Salah satu dilema terbesar bagi para single parents, baik perempuan maupun laki - laki setelah kehilangan pasangannya adalah rencana masa depan yang berkaitan dengan perkawinan yang kedua kali. Sudah menjadi rahasia umum bahwa pertanyaan yang sering diajukan publik kepada mereka adalah; kapan menikah lagi? Pertanyaan yang mudah dan wajar untuk disampaikan namun sulit dan terkadang bikin dahi mengernyit, bibir cemberut bagi pihak yang ditanyai. Pertanyaan dengan tingkat sensibilitas tinggi yang rasanya tak kalah menyinggung ego sekaligus bikin ‘minder bin baper’ bila diperbandingkan dengan pertanyaan yang berkaitan dengan masalah usia seseorang, terutama usia seorang perempuan dewasa.

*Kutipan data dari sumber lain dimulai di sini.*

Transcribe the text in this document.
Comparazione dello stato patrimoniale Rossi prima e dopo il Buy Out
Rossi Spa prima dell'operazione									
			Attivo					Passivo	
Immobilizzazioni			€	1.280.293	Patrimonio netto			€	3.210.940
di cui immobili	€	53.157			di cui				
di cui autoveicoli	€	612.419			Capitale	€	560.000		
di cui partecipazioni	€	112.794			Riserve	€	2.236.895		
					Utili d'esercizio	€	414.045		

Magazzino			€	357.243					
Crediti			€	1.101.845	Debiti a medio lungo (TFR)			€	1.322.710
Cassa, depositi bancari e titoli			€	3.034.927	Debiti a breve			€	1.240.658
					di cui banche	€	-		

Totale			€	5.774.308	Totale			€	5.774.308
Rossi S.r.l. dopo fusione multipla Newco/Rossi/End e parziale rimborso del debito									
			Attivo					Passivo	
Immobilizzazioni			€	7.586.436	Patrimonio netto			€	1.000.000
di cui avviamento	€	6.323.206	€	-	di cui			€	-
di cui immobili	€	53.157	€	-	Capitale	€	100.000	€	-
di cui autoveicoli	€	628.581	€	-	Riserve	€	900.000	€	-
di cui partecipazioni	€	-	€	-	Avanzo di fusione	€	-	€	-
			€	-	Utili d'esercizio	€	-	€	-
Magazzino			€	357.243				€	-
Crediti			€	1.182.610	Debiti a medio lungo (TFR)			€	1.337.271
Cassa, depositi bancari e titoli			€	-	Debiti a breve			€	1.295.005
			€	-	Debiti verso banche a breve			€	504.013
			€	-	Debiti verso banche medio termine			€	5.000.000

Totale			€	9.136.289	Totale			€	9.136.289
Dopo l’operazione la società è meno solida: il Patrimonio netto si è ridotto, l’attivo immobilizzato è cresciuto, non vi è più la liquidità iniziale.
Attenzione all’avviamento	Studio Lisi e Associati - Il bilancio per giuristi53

Ya, benar. Tuntunan agama memang sudah jelas menyatakan untuk menikahkan mereka, para janda dan para duda sesegera mungkin, baik yang kehilangan pasangannya karena wafat, ataupun karena perceraian. Namun hal ini menjadi tidak sesederhana yang dibayangkan semua orang, jika menyangkut pernikahan kedua dalam pandangan masyarakat yang ketat menerapkan kriteria – kriteria atau pakem – pakem dalam hal perjodohan pada umumnya. Kenapa? Karena adanya beragam faktor yang menjadi pertimbangan, banyak pihak yang terlibat dan stigma tentang single parents yang selama ini sudah menjadi sedemikian negatifnya di mata masyarakat. Masih ingatkah pada bobot, bibit dan bebet yang sampai saat ini masih dipegang oleh sebagian besar masyarakat di negeri ini?
 

“Semalam ibunya telepon dan berbicara panjang lebar. Diawali dengan ingin kenalan, lalu bertanya seputar diriku, aktivitasku dan keluargaku. Lalu akhirnya dalam kiasan – kiasan dan kalimat yang berputar – putar, dia menyatakan bahwa; intinya dirinya tak rela anak lelaki terbesarnya menikahiku karena aku adalah janda beranak satu, lebih tua dari anaknya dan yang paling ‘menohok’ adalah harapan yang disampaikannya agar aku mendapatkan jodoh yang terbaik dan lebih sesuai dengan diriku."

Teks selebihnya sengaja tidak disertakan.